Avec ses vidéos humoristiques et ses listes insolites, BuzzFeed fait l'envie de bien des entrepreneurs web. Même les médias traditionnels lorgnent du côté de ce site américain qui a attiré 85 millions de visiteurs uniques le mois dernier.

Son application iPhone se retrouve souvent au premier rang des applications mobiles d'information les plus populaires et sa chaîne YouTube génère environ 50 millions de visionnements chaque mois.

Rentable pour la première fois depuis sa création en 2006 (selon son président-fondateur Jonah Peretti qui ne dévoile toutefois aucun chiffre), BuzzFeed mêle l'absurde et le journalisme d'enquête avec beaucoup de succès.

Tout est dans la présentation

«Tout est dans la façon de présenter l'information, explique-t-il en entrevue à La Presse. L'approche est inspirée par le contenu: listes, galeries de photos, vidéos, longs reportages. On peut avoir un contenu intéressant mais s'il est mal présenté, il ne sera pas partagé. La qualité, ce n'est pas tout.»

De passage à Montréal hier dans le cadre de la journée RDV Média Infopresse, Jonah Peretti est venu parler de ce qu'il connaît le mieux: l'économie du partage. Il faut dire que la majorité du trafic sur le site BuzzFeed (75%) vient du partage de contenus du site sur des plateformes comme Facebook, Twitter, Tumblr et Pinterest.

Pourquoi les gens partagent-ils des contenus? «Parce qu'ils s'emmerdent au travail», estime Jonah Peretti, mi-blagueur, qui emploie l'expression BWN (Bored at Work Network). Avoir compris la dynamique du partage sur le web serait donc une des clés du succès de BuzzFeed.

Pour certains, l'approche BuzzFeed est ce que le web fait de pire; mais pour d'autres, de plus en plus nombreux, elle représente l'avenir des médias.

«Nous nous sommes adaptés à l'évolution du web, explique Jonah Peretti, un diplômé du Media Lab du MIT qui a toujours été fasciné par les phénomènes viraux. Au début du web, il y avait les portails, puis les moteurs de recherche. Aujourd'hui, nous sommes à l'ère du web social. Au départ, les gens disaient de Twitter et de Facebook qu'ils ne servaient qu'à montrer des photos de notre petit-déjeuner. Puis il y a eu le printemps arabe et, depuis, les gens utilisent ces plateformes pour partager des contenus sérieux. BuzzFeed s'inscrit tout à fait dans cette évolution. Il faut comprendre les différentes plateformes pour comprendre la dynamique du partage.»

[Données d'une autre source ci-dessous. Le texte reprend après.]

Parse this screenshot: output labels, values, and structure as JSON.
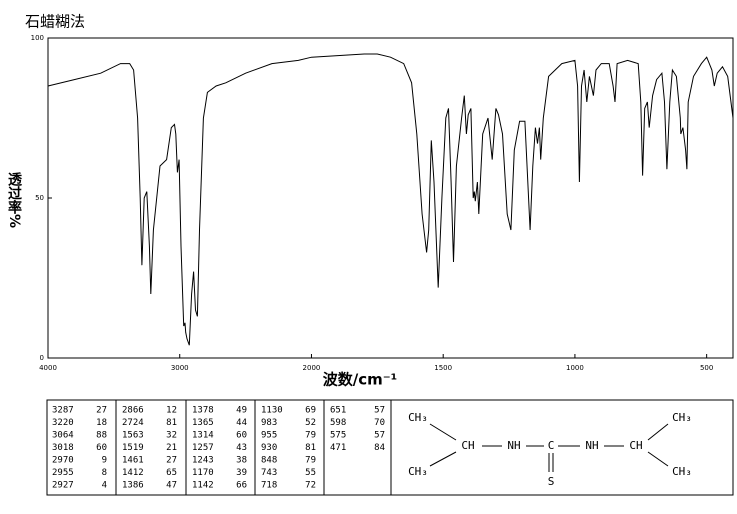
{
  "chart_data": {
    "type": "line",
    "title": "石蜡糊法",
    "ylabel": "透过率%",
    "xlabel": "波数/cm⁻¹",
    "xlim": [
      4000,
      400
    ],
    "xticks": [
      4000,
      3000,
      2000,
      1500,
      1000,
      500
    ],
    "ylim": [
      0,
      100
    ],
    "yticks": [
      0,
      50,
      100
    ],
    "grid": false,
    "color": "#000000",
    "x": [
      4000,
      3800,
      3600,
      3450,
      3380,
      3350,
      3320,
      3300,
      3287,
      3270,
      3250,
      3230,
      3220,
      3200,
      3150,
      3100,
      3064,
      3040,
      3030,
      3018,
      3005,
      2990,
      2970,
      2960,
      2955,
      2945,
      2927,
      2910,
      2895,
      2880,
      2866,
      2850,
      2820,
      2790,
      2724,
      2650,
      2500,
      2300,
      2100,
      2000,
      1800,
      1750,
      1700,
      1650,
      1620,
      1600,
      1580,
      1563,
      1555,
      1545,
      1535,
      1519,
      1505,
      1490,
      1480,
      1470,
      1461,
      1450,
      1430,
      1420,
      1412,
      1405,
      1395,
      1386,
      1382,
      1378,
      1370,
      1365,
      1350,
      1330,
      1314,
      1300,
      1290,
      1275,
      1257,
      1243,
      1230,
      1210,
      1190,
      1170,
      1160,
      1150,
      1142,
      1135,
      1130,
      1120,
      1100,
      1050,
      1000,
      990,
      983,
      975,
      965,
      955,
      945,
      930,
      920,
      900,
      870,
      855,
      848,
      840,
      800,
      760,
      750,
      743,
      735,
      725,
      718,
      705,
      690,
      670,
      660,
      651,
      640,
      630,
      615,
      600,
      598,
      590,
      580,
      575,
      570,
      550,
      520,
      500,
      480,
      471,
      460,
      440,
      420,
      400
    ],
    "values": [
      85,
      87,
      89,
      92,
      92,
      90,
      75,
      50,
      29,
      50,
      52,
      35,
      20,
      40,
      60,
      62,
      72,
      73,
      70,
      58,
      62,
      35,
      10,
      11,
      8,
      6,
      4,
      20,
      27,
      15,
      13,
      40,
      75,
      83,
      85,
      86,
      89,
      92,
      93,
      94,
      95,
      95,
      94,
      92,
      86,
      70,
      45,
      33,
      40,
      68,
      55,
      22,
      50,
      75,
      78,
      55,
      30,
      60,
      75,
      82,
      70,
      76,
      78,
      50,
      52,
      49,
      55,
      45,
      70,
      75,
      62,
      78,
      76,
      70,
      45,
      40,
      65,
      74,
      74,
      40,
      60,
      72,
      67,
      72,
      62,
      75,
      88,
      92,
      93,
      85,
      55,
      85,
      90,
      80,
      88,
      82,
      90,
      92,
      92,
      85,
      80,
      92,
      93,
      92,
      80,
      57,
      78,
      80,
      72,
      82,
      87,
      89,
      80,
      59,
      80,
      90,
      88,
      75,
      70,
      72,
      65,
      59,
      80,
      88,
      92,
      94,
      90,
      85,
      89,
      91,
      88,
      75
    ]
  },
  "peak_table": {
    "columns": [
      [
        [
          3287,
          27
        ],
        [
          3220,
          18
        ],
        [
          3064,
          88
        ],
        [
          3018,
          60
        ],
        [
          2970,
          9
        ],
        [
          2955,
          8
        ],
        [
          2927,
          4
        ]
      ],
      [
        [
          2866,
          12
        ],
        [
          2724,
          81
        ],
        [
          1563,
          32
        ],
        [
          1519,
          21
        ],
        [
          1461,
          27
        ],
        [
          1412,
          65
        ],
        [
          1386,
          47
        ]
      ],
      [
        [
          1378,
          49
        ],
        [
          1365,
          44
        ],
        [
          1314,
          60
        ],
        [
          1257,
          43
        ],
        [
          1243,
          38
        ],
        [
          1170,
          39
        ],
        [
          1142,
          66
        ]
      ],
      [
        [
          1130,
          69
        ],
        [
          983,
          52
        ],
        [
          955,
          79
        ],
        [
          930,
          81
        ],
        [
          848,
          79
        ],
        [
          743,
          55
        ],
        [
          718,
          72
        ]
      ],
      [
        [
          651,
          57
        ],
        [
          598,
          70
        ],
        [
          575,
          57
        ],
        [
          471,
          84
        ]
      ]
    ]
  },
  "structure": {
    "labels": [
      "CH₃",
      "CH",
      "NH",
      "C",
      "NH",
      "CH",
      "CH₃",
      "CH₃",
      "CH₃",
      "S"
    ]
  }
}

Jonah Peretti estime que les contenus que nous partageons sur Facebook et Twitter sont intimement liés à notre identité. «Nous sommes passés de l'ère des «plaisirs coupables» à l'ère du contenu sérieux dans les réseaux sociaux, observe-t-il. Aujourd'hui, on veut partager des contenus qui nous représentent, qui envoient une bonne image de nous.»

En quête de crédibilité journalistique

En 2011, BuzzFeed a décidé de jouer sur le terrain des médias dits «sérieux» en offrant à ses lecteurs une section politique et des nouvelles de dernière heure. L'embauche du réputé blogueur Ben Smith, du site Politico, puis de journalistes du Guardian et du New York Times a envoyé un signal clair: BuzzFeed a bien l'intention de se construire une crédibilité journalistique malgré ses vidéos de chats.

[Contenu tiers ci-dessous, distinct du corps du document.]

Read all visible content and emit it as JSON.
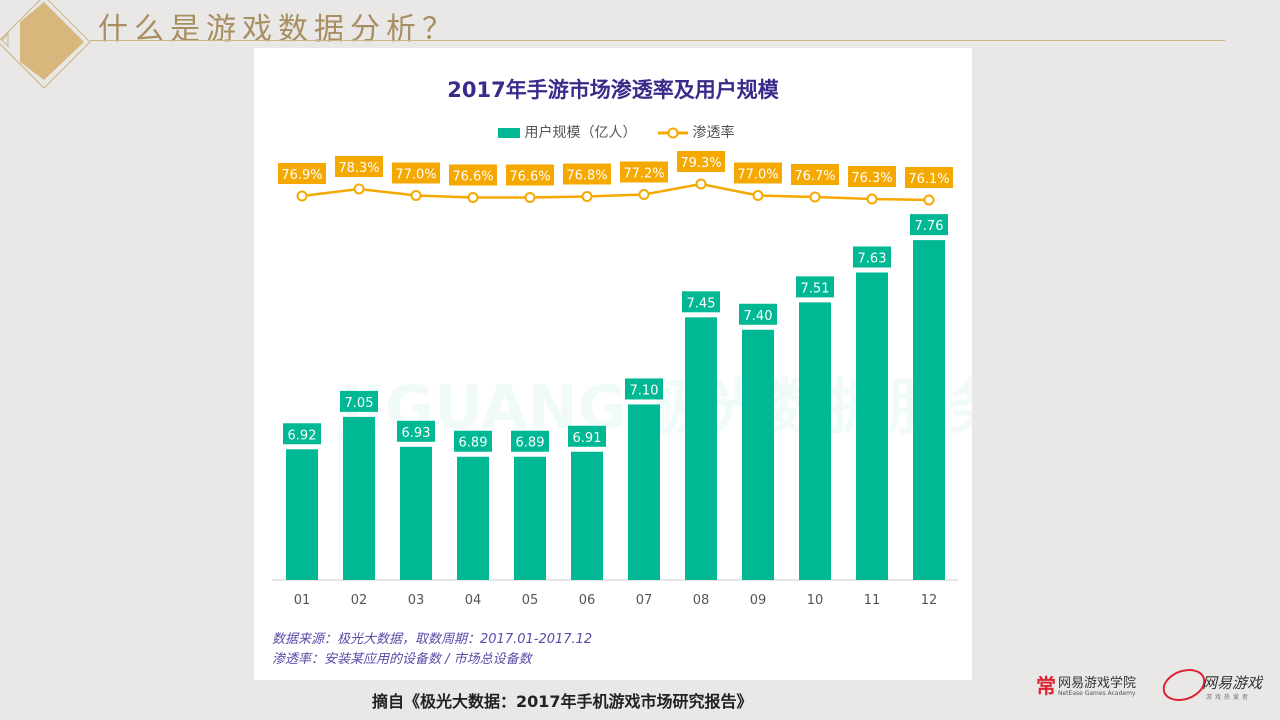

«Les gens vont nous juger à la pièce, croit Jonah Peretti. Les médias traditionnels ont mis des années à bâtir leur crédibilité avec des enquêtes comme le Watergate. Aujourd'hui, le web va vite. Un bon article voyage à travers le monde car tout le monde veut le partager. Ça ne devrait pas nous prendre 100 ans pour établir notre réputation de média sérieux.»

> Fondée en 2006 par Jonah Peretti, cofondateur du Huffington Post

> 85 millions de visiteurs uniques en août dernier

> Plus de 300 employés, dont des anciens journalistes de Politico, du Guardian, de Rolling Stone Magazine, de Spin...

> Des bureaux à New York, Los Angeles et Londres, bientôt en Australie et éventuellement en Afrique.

> BuzzFeed lorgne du côté de la francophonie et devrait lancer une section française au courant de 2014.